26 de janeiro de 2012 | 21h35
Ele dá a impressão de querer se despedir. É como se J. Edgar fechasse um ciclo. Mostrar o personagem, o poderoso J. Edgar Hoover em duas épocas, é potencialmente interessante. Clint filma os ideais e sua degradação. Para ele, o filme é sobre relacionamentos e, se o fez, foi porque encontrou no roteiro algo mais que elementos biográficos. Hoover era um enigma que ele quer resolver. Ou desmontar, em parte.
Notório caçador de comunistas - Clint também tinha fama de fascista, na época de Dirty Harry -, Hoover reformulou o FBI, acurou os métodos de investigação científica, mas foi sempre um homem de bastidores. Um manipulador que pressionava, até chantageando, presidentes e como tal se manteve no poder durante muito tempo. Esse Hoover, com certeza, não é simpático, não gera empatia, principalmente se você tiver uma vocação de esquerda. Como se filma um personagem desses? À maneira de Brecht, com estranhamento, ou distanciamento crítico.
Há mais um aspecto... Sempre houve a suspeita de que Hoover fosse um homossexual enrustido, que não saiu do armário por causa da mãe durona.
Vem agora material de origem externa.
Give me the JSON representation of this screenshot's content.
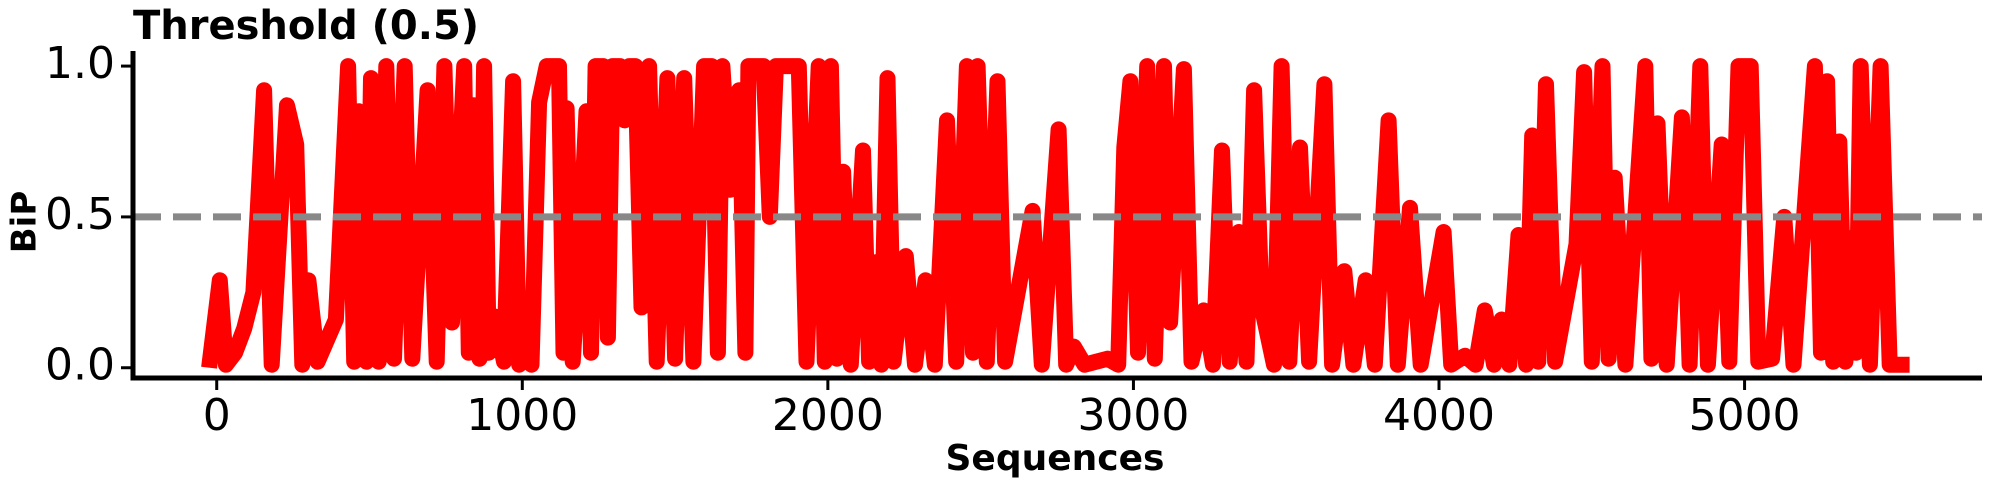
{
  "chart_data": {
    "type": "line",
    "title": "Threshold (0.5)",
    "xlabel": "Sequences",
    "ylabel": "BiP",
    "color": "#ff0000",
    "threshold": 0.5,
    "threshold_color": "#888888",
    "xlim": [
      -274,
      5777
    ],
    "ylim": [
      -0.034,
      1.05
    ],
    "xticks": [
      0,
      1000,
      2000,
      3000,
      4000,
      5000
    ],
    "yticks": [
      {
        "value": 0,
        "label": "0.0"
      },
      0.5,
      {
        "value": 1,
        "label": "1.0"
      }
    ],
    "x": [
      -25,
      10,
      30,
      60,
      90,
      120,
      155,
      180,
      230,
      260,
      280,
      300,
      330,
      390,
      430,
      450,
      465,
      490,
      505,
      530,
      555,
      580,
      615,
      640,
      690,
      720,
      745,
      770,
      810,
      825,
      840,
      860,
      875,
      890,
      910,
      940,
      970,
      990,
      1005,
      1030,
      1055,
      1080,
      1100,
      1120,
      1135,
      1145,
      1165,
      1185,
      1210,
      1225,
      1240,
      1265,
      1280,
      1295,
      1320,
      1335,
      1350,
      1370,
      1390,
      1415,
      1440,
      1475,
      1500,
      1530,
      1560,
      1595,
      1620,
      1640,
      1655,
      1680,
      1710,
      1730,
      1740,
      1765,
      1790,
      1810,
      1830,
      1855,
      1880,
      1905,
      1930,
      1970,
      1990,
      2010,
      2030,
      2050,
      2075,
      2115,
      2135,
      2155,
      2175,
      2195,
      2215,
      2255,
      2285,
      2320,
      2350,
      2390,
      2420,
      2455,
      2475,
      2490,
      2520,
      2555,
      2580,
      2670,
      2700,
      2755,
      2780,
      2805,
      2840,
      2915,
      2950,
      2970,
      2990,
      3015,
      3045,
      3070,
      3100,
      3120,
      3165,
      3190,
      3230,
      3260,
      3290,
      3315,
      3345,
      3370,
      3395,
      3420,
      3460,
      3485,
      3510,
      3545,
      3575,
      3625,
      3650,
      3690,
      3720,
      3760,
      3790,
      3835,
      3865,
      3905,
      3940,
      4015,
      4040,
      4085,
      4120,
      4150,
      4180,
      4205,
      4230,
      4260,
      4285,
      4305,
      4325,
      4350,
      4380,
      4450,
      4475,
      4500,
      4535,
      4555,
      4575,
      4610,
      4675,
      4695,
      4715,
      4745,
      4795,
      4820,
      4855,
      4880,
      4925,
      4950,
      4980,
      5000,
      5020,
      5045,
      5090,
      5130,
      5160,
      5230,
      5250,
      5270,
      5290,
      5310,
      5330,
      5350,
      5365,
      5380,
      5410,
      5445,
      5475,
      5505,
      5540
    ],
    "values": [
      0,
      0.29,
      0.01,
      0.05,
      0.13,
      0.25,
      0.92,
      0.01,
      0.87,
      0.74,
      0.01,
      0.29,
      0.02,
      0.16,
      1.0,
      0.02,
      0.85,
      0.02,
      0.96,
      0.02,
      1.0,
      0.03,
      1.0,
      0.03,
      0.92,
      0.02,
      1.0,
      0.15,
      1.0,
      0.05,
      0.87,
      0.03,
      1.0,
      0.05,
      0.17,
      0.02,
      0.95,
      0.01,
      0.18,
      0.01,
      0.88,
      1.0,
      1.0,
      1.0,
      0.05,
      0.86,
      0.02,
      0.34,
      0.85,
      0.05,
      1.0,
      1.0,
      0.1,
      1.0,
      1.0,
      0.82,
      1.0,
      1.0,
      0.2,
      1.0,
      0.02,
      0.96,
      0.03,
      0.96,
      0.02,
      1.0,
      1.0,
      0.05,
      1.0,
      0.59,
      0.92,
      0.05,
      1.0,
      1.0,
      1.0,
      0.5,
      1.0,
      1.0,
      1.0,
      1.0,
      0.02,
      1.0,
      0.02,
      1.0,
      0.03,
      0.65,
      0.01,
      0.72,
      0.02,
      0.35,
      0.01,
      0.96,
      0.02,
      0.37,
      0.01,
      0.29,
      0.01,
      0.82,
      0.02,
      1.0,
      0.05,
      1.0,
      0.02,
      0.95,
      0.02,
      0.52,
      0.01,
      0.79,
      0.01,
      0.07,
      0.01,
      0.03,
      0.01,
      0.73,
      0.95,
      0.05,
      1.0,
      0.03,
      1.0,
      0.15,
      0.99,
      0.02,
      0.19,
      0.01,
      0.72,
      0.02,
      0.45,
      0.02,
      0.92,
      0.2,
      0.01,
      1.0,
      0.02,
      0.73,
      0.02,
      0.94,
      0.01,
      0.32,
      0.01,
      0.29,
      0.01,
      0.82,
      0.01,
      0.53,
      0.01,
      0.45,
      0.01,
      0.04,
      0.01,
      0.19,
      0.01,
      0.16,
      0.01,
      0.44,
      0.01,
      0.77,
      0.02,
      0.94,
      0.02,
      0.41,
      0.98,
      0.02,
      1.0,
      0.03,
      0.63,
      0.01,
      1.0,
      0.03,
      0.81,
      0.01,
      0.83,
      0.01,
      1.0,
      0.01,
      0.74,
      0.02,
      1.0,
      1.0,
      1.0,
      0.02,
      0.03,
      0.5,
      0.01,
      1.0,
      0.05,
      0.95,
      0.02,
      0.75,
      0.02,
      0.43,
      0.05,
      1.0,
      0.01,
      1.0,
      0.01,
      0.01,
      0.01
    ]
  }
}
O filme cria dois personagens secundários para expressar a duplicidade de Hoover - a secretária devotada e o ‘amigo’. Arrisca cenas ousadas (o beijo) ou patéticas, quando Hoover entra em colapso e se veste com as roupas da mãe (como Norman Bates), após a morte da velha senhora. Da mesma forma, Clint volta-se sobre dois filmes anteriores para seguir nessa duplicidade (Sobre Meninos e Lobos) e para expor os métodos do G-Man que reformulou o FBI (o sequestro do menino, como em A Troca). É tudo potencialmente interessante, mas Clint errou a mão no distanciamento (afinal, nunca foi brechtiano) e a maquiagem horrível derruba a narrativa em dois tempos. A melhor cena é pura ficção investigativa. Tolson, o amigo, diz que Hoover pode enganar todo mundo, até a si mesmo, mas não a ele. É tão boa que ‘quase’ vale o filme.